Prison service managers are threatening to derail Whitehall’s shift to resource accounting by blocking plans to recruit more than 30 accountants to help the service cope with the changes.
The disputes centre on the role the new recruits will play. Many senior managers in the service feel their positions could be threatened by professionally qualified finance staff.
The efficiency of financial management in prisons and the responsibilities of accountants were called into question when a high-profile private finance initiative project, codenamed Quantam, was shelved last year after doubts over its cost and risk potential.
Now, with the introduction of resource accounting and budgeting across central government, Home Office insiders have revealed the service is struggling to cope and has been forced to bring in extra staff.
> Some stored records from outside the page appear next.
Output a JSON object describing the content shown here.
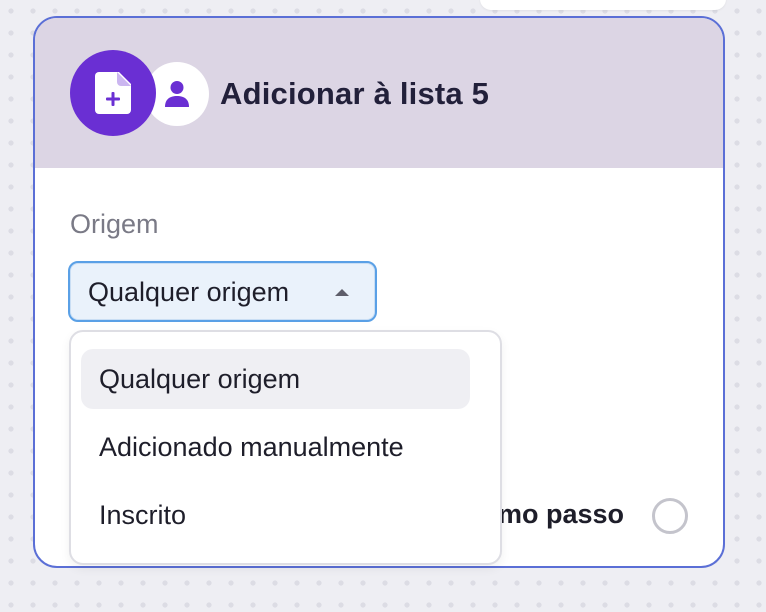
{
  "card": {
    "title": "Adicionar à lista 5",
    "icons": {
      "primary": "add-to-list-document-icon",
      "secondary": "user-icon"
    },
    "colors": {
      "header_background": "#dcd5e4",
      "primary_icon_background": "#6a2fd3",
      "border": "#5b6fd6"
    }
  },
  "origin_field": {
    "label": "Origem",
    "selected_value": "Qualquer origem",
    "expanded": true,
    "options": [
      {
        "label": "Qualquer origem",
        "selected": true
      },
      {
        "label": "Adicionado manualmente",
        "selected": false
      },
      {
        "label": "Inscrito",
        "selected": false
      }
    ]
  },
  "next_step": {
    "label_visible_fragment": "mo passo",
    "checked": false
  }
}
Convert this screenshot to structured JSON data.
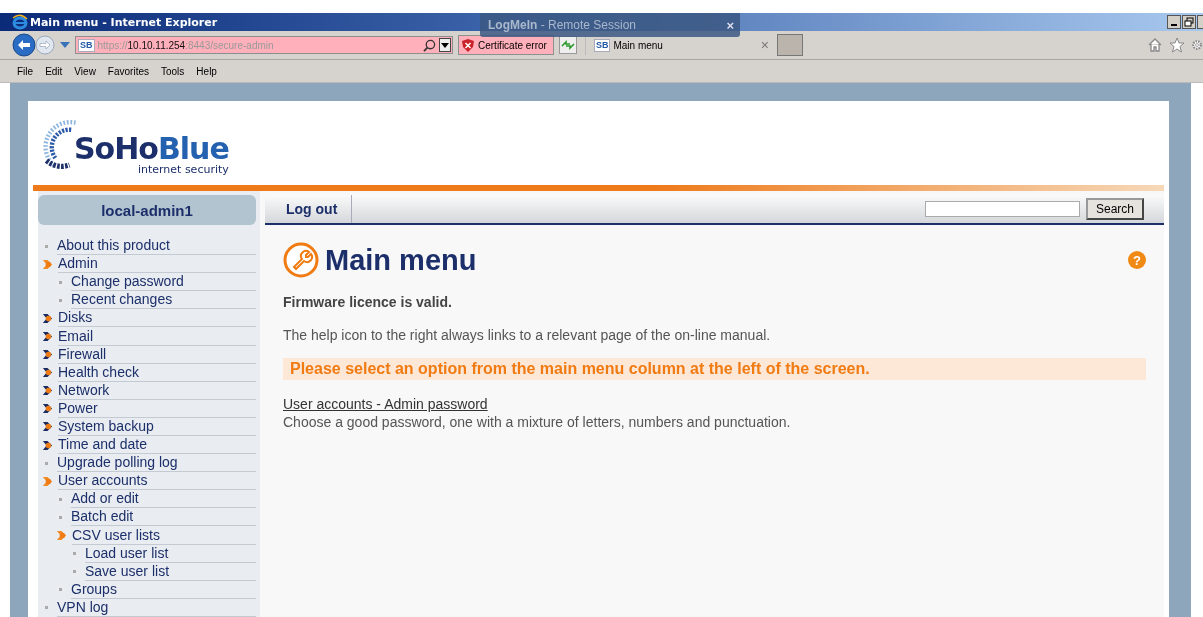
{
  "window": {
    "title": "Main menu - Internet Explorer"
  },
  "overlay": {
    "brand": "LogMeIn",
    "label": "- Remote Session",
    "close": "×"
  },
  "address_bar": {
    "favicon": "SB",
    "url_parts": [
      {
        "text": "https://",
        "kind": "dim"
      },
      {
        "text": "10.10.11.254",
        "kind": "host"
      },
      {
        "text": ":8443/secure-admin",
        "kind": "dim"
      }
    ],
    "certificate": "Certificate error"
  },
  "tabs": [
    {
      "favicon": "SB",
      "label": "Main menu",
      "selected": true,
      "close": "×"
    }
  ],
  "menu_bar": [
    "File",
    "Edit",
    "View",
    "Favorites",
    "Tools",
    "Help"
  ],
  "logo": {
    "name_dark": "SoHo",
    "name_light": "Blue",
    "tagline": "internet security"
  },
  "user": "local-admin1",
  "nav": {
    "logout": "Log out",
    "search_button": "Search"
  },
  "sidebar": {
    "items": [
      {
        "label": "About this product",
        "kind": "leaf"
      },
      {
        "label": "Admin",
        "kind": "folder",
        "expanded": true,
        "children": [
          {
            "label": "Change password",
            "kind": "leaf"
          },
          {
            "label": "Recent changes",
            "kind": "leaf"
          }
        ]
      },
      {
        "label": "Disks",
        "kind": "folder",
        "expanded": false
      },
      {
        "label": "Email",
        "kind": "folder",
        "expanded": false
      },
      {
        "label": "Firewall",
        "kind": "folder",
        "expanded": false
      },
      {
        "label": "Health check",
        "kind": "folder",
        "expanded": false
      },
      {
        "label": "Network",
        "kind": "folder",
        "expanded": false
      },
      {
        "label": "Power",
        "kind": "folder",
        "expanded": false
      },
      {
        "label": "System backup",
        "kind": "folder",
        "expanded": false
      },
      {
        "label": "Time and date",
        "kind": "folder",
        "expanded": false
      },
      {
        "label": "Upgrade polling log",
        "kind": "leaf"
      },
      {
        "label": "User accounts",
        "kind": "folder",
        "expanded": true,
        "children": [
          {
            "label": "Add or edit",
            "kind": "leaf"
          },
          {
            "label": "Batch edit",
            "kind": "leaf"
          },
          {
            "label": "CSV user lists",
            "kind": "folder",
            "expanded": true,
            "children": [
              {
                "label": "Load user list",
                "kind": "leaf"
              },
              {
                "label": "Save user list",
                "kind": "leaf"
              }
            ]
          },
          {
            "label": "Groups",
            "kind": "leaf"
          }
        ]
      },
      {
        "label": "VPN log",
        "kind": "leaf"
      }
    ]
  },
  "content": {
    "title": "Main menu",
    "help": "?",
    "status": "Firmware licence is valid.",
    "hint": "The help icon to the right always links to a relevant page of the on-line manual.",
    "notice": "Please select an option from the main menu column at the left of the screen.",
    "link": "User accounts - Admin password",
    "description": "Choose a good password, one with a mixture of letters, numbers and punctuation."
  }
}
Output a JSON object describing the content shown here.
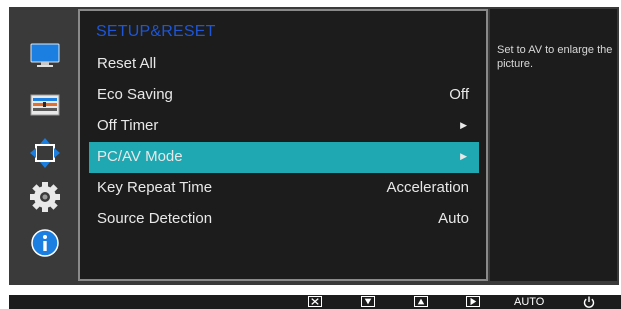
{
  "menu": {
    "title": "SETUP&RESET",
    "rows": [
      {
        "label": "Reset All",
        "value": "",
        "arrow": false
      },
      {
        "label": "Eco Saving",
        "value": "Off",
        "arrow": false
      },
      {
        "label": "Off Timer",
        "value": "",
        "arrow": true
      },
      {
        "label": "PC/AV Mode",
        "value": "",
        "arrow": true,
        "selected": true
      },
      {
        "label": "Key Repeat Time",
        "value": "Acceleration",
        "arrow": false
      },
      {
        "label": "Source Detection",
        "value": "Auto",
        "arrow": false
      }
    ]
  },
  "description": "Set to AV to enlarge the picture.",
  "sidebar": {
    "icons": [
      "monitor-icon",
      "color-bars-icon",
      "resize-arrows-icon",
      "settings-gear-icon",
      "info-icon"
    ]
  },
  "bottom_bar": {
    "buttons": [
      {
        "icon": "close-icon"
      },
      {
        "icon": "arrow-down-icon"
      },
      {
        "icon": "arrow-up-icon"
      },
      {
        "icon": "arrow-right-icon"
      },
      {
        "label": "AUTO"
      },
      {
        "icon": "power-icon"
      }
    ]
  },
  "colors": {
    "selected_row": "#1fa8b2",
    "title": "#1e56d6",
    "accent_blue": "#1a7fe0"
  }
}
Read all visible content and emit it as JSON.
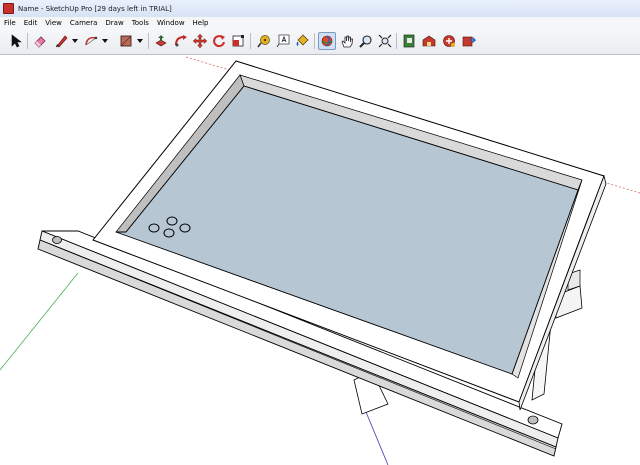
{
  "window": {
    "title": "Name - SketchUp Pro [29 days left in TRIAL]"
  },
  "menu": {
    "items": [
      "File",
      "Edit",
      "View",
      "Camera",
      "Draw",
      "Tools",
      "Window",
      "Help"
    ]
  },
  "toolbar": {
    "tools": [
      {
        "name": "select-tool",
        "icon": "arrow-cursor-icon"
      },
      {
        "name": "eraser-tool",
        "icon": "eraser-icon"
      },
      {
        "name": "line-tool",
        "icon": "pencil-icon"
      },
      {
        "name": "arc-tool",
        "icon": "arc-icon"
      },
      {
        "name": "rectangle-tool",
        "icon": "rectangle-icon"
      },
      {
        "name": "push-pull-tool",
        "icon": "push-pull-icon"
      },
      {
        "name": "follow-me-tool",
        "icon": "follow-me-icon"
      },
      {
        "name": "move-tool",
        "icon": "move-arrows-icon"
      },
      {
        "name": "rotate-tool",
        "icon": "rotate-icon"
      },
      {
        "name": "scale-tool",
        "icon": "scale-icon"
      },
      {
        "name": "tape-measure-tool",
        "icon": "tape-measure-icon"
      },
      {
        "name": "text-tool",
        "icon": "text-label-icon"
      },
      {
        "name": "paint-bucket-tool",
        "icon": "paint-bucket-icon"
      },
      {
        "name": "orbit-tool",
        "icon": "orbit-icon",
        "active": true
      },
      {
        "name": "pan-tool",
        "icon": "hand-icon"
      },
      {
        "name": "zoom-tool",
        "icon": "magnifier-icon"
      },
      {
        "name": "zoom-extents-tool",
        "icon": "zoom-extents-icon"
      },
      {
        "name": "components-tool",
        "icon": "component-book-icon"
      },
      {
        "name": "3d-warehouse-tool",
        "icon": "warehouse-icon"
      },
      {
        "name": "extension-warehouse-tool",
        "icon": "extension-warehouse-icon"
      },
      {
        "name": "share-model-tool",
        "icon": "share-model-icon"
      }
    ]
  },
  "colors": {
    "axis_red": "#d86a6a",
    "axis_green": "#4caf4c",
    "axis_blue": "#3c3cb4",
    "face_blue_gray": "#b6c6d3",
    "wall_light": "#d9d9d9",
    "wall_mid": "#bfbfbf",
    "edge": "#000000"
  }
}
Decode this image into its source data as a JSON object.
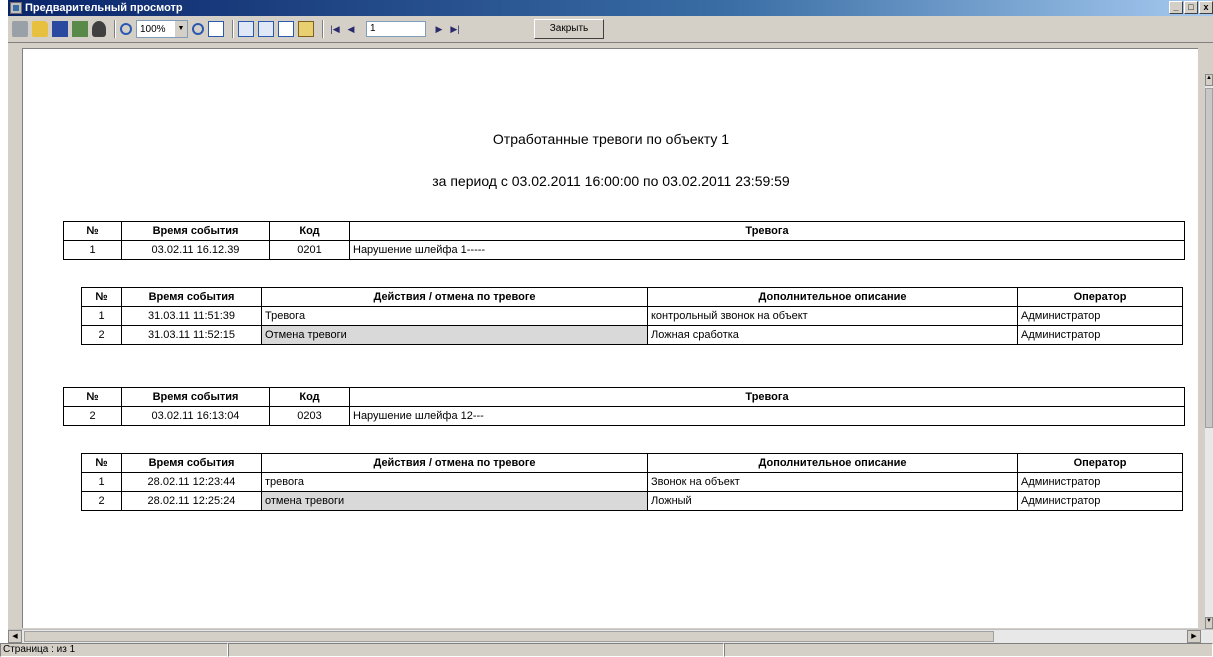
{
  "window": {
    "title": "Предварительный просмотр",
    "min_label": "_",
    "max_label": "□",
    "close_label": "x"
  },
  "toolbar": {
    "zoom_value": "100%",
    "page_value": "1",
    "close_label": "Закрыть",
    "first_label": "|◀",
    "prev_label": "◀",
    "next_label": "▶",
    "last_label": "▶|"
  },
  "report": {
    "title": "Отработанные тревоги по объекту   1",
    "period": "за период с 03.02.2011 16:00:00 по 03.02.2011 23:59:59",
    "alarm_headers": [
      "№",
      "Время события",
      "Код",
      "Тревога"
    ],
    "action_headers": [
      "№",
      "Время события",
      "Действия / отмена по тревоге",
      "Дополнительное описание",
      "Оператор"
    ],
    "alarms": [
      {
        "num": "1",
        "time": "03.02.11 16.12.39",
        "code": "0201",
        "desc": "Нарушение шлейфа  1-----",
        "actions": [
          {
            "num": "1",
            "time": "31.03.11 11:51:39",
            "action": "Тревога",
            "extra": "контрольный звонок на объект",
            "operator": "Администратор"
          },
          {
            "num": "2",
            "time": "31.03.11 11:52:15",
            "action": "Отмена тревоги",
            "extra": "Ложная сработка",
            "operator": "Администратор"
          }
        ]
      },
      {
        "num": "2",
        "time": "03.02.11 16:13:04",
        "code": "0203",
        "desc": "Нарушение шлейфа  12---",
        "actions": [
          {
            "num": "1",
            "time": "28.02.11 12:23:44",
            "action": "тревога",
            "extra": "Звонок на объект",
            "operator": "Администратор"
          },
          {
            "num": "2",
            "time": "28.02.11 12:25:24",
            "action": "отмена тревоги",
            "extra": "Ложный",
            "operator": "Администратор"
          }
        ]
      }
    ]
  },
  "status": {
    "page_info": "Страница : из 1"
  }
}
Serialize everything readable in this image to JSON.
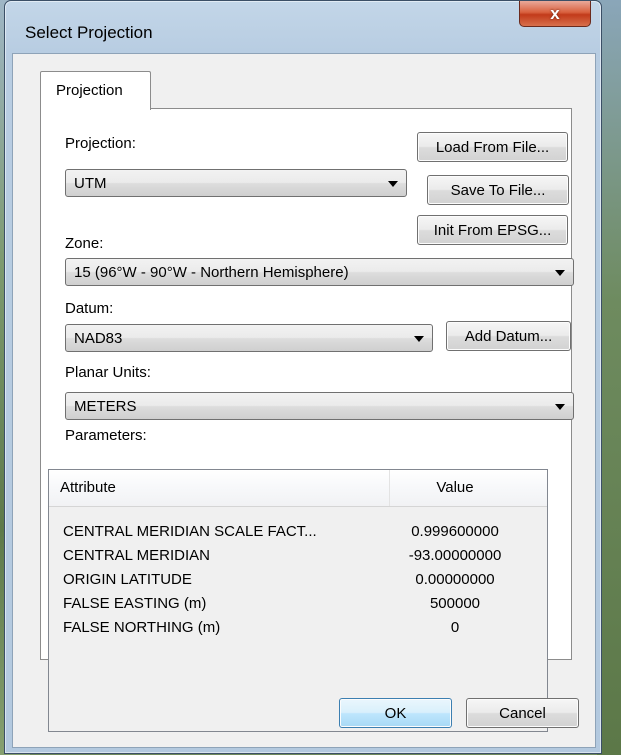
{
  "window": {
    "title": "Select Projection",
    "close_label": "x"
  },
  "tabs": [
    {
      "label": "Projection"
    }
  ],
  "form": {
    "projection_label": "Projection:",
    "projection_value": "UTM",
    "zone_label": "Zone:",
    "zone_value": "15 (96°W - 90°W - Northern Hemisphere)",
    "datum_label": "Datum:",
    "datum_value": "NAD83",
    "planar_units_label": "Planar Units:",
    "planar_units_value": "METERS",
    "parameters_label": "Parameters:"
  },
  "buttons": {
    "load_from_file": "Load From File...",
    "save_to_file": "Save To File...",
    "init_from_epsg": "Init From EPSG...",
    "add_datum": "Add Datum...",
    "ok": "OK",
    "cancel": "Cancel"
  },
  "parameters": {
    "columns": [
      "Attribute",
      "Value"
    ],
    "rows": [
      {
        "attribute": "CENTRAL MERIDIAN SCALE FACT...",
        "value": "0.999600000"
      },
      {
        "attribute": "CENTRAL MERIDIAN",
        "value": "-93.00000000"
      },
      {
        "attribute": "ORIGIN LATITUDE",
        "value": "0.00000000"
      },
      {
        "attribute": "FALSE EASTING (m)",
        "value": "500000"
      },
      {
        "attribute": "FALSE NORTHING (m)",
        "value": "0"
      }
    ]
  },
  "icons": {
    "close": "close-icon",
    "dropdown": "chevron-down-icon"
  },
  "colors": {
    "titlebar": "#b8cde2",
    "close_button": "#c23a1a",
    "default_button_border": "#3c7fb1"
  }
}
Speaking to Accountancy Age, prison service head of accounting Alan Pay said around 100 permanent accountants were employed and had been supplemented with temporary staff whose posts would soon become permanent.
‘Because of the changes in RAB we had hoped some skills could be transferred to other prison staff. That has not happened as well as we had hoped, for a whole range of reasons. And we hadn’t anticipated the significant changes RAB posed to us,’ he explained.
At the end of 1998, the Heads of management services petitioned the prison service director general, Richard Tilt – who has since been replaced by Martin Narey – to stop more permanent accounting staff joining amid fears that their roles were being challenged.
‘They are saying (employing more accountants) encroaches on their jobs,’ Pay said.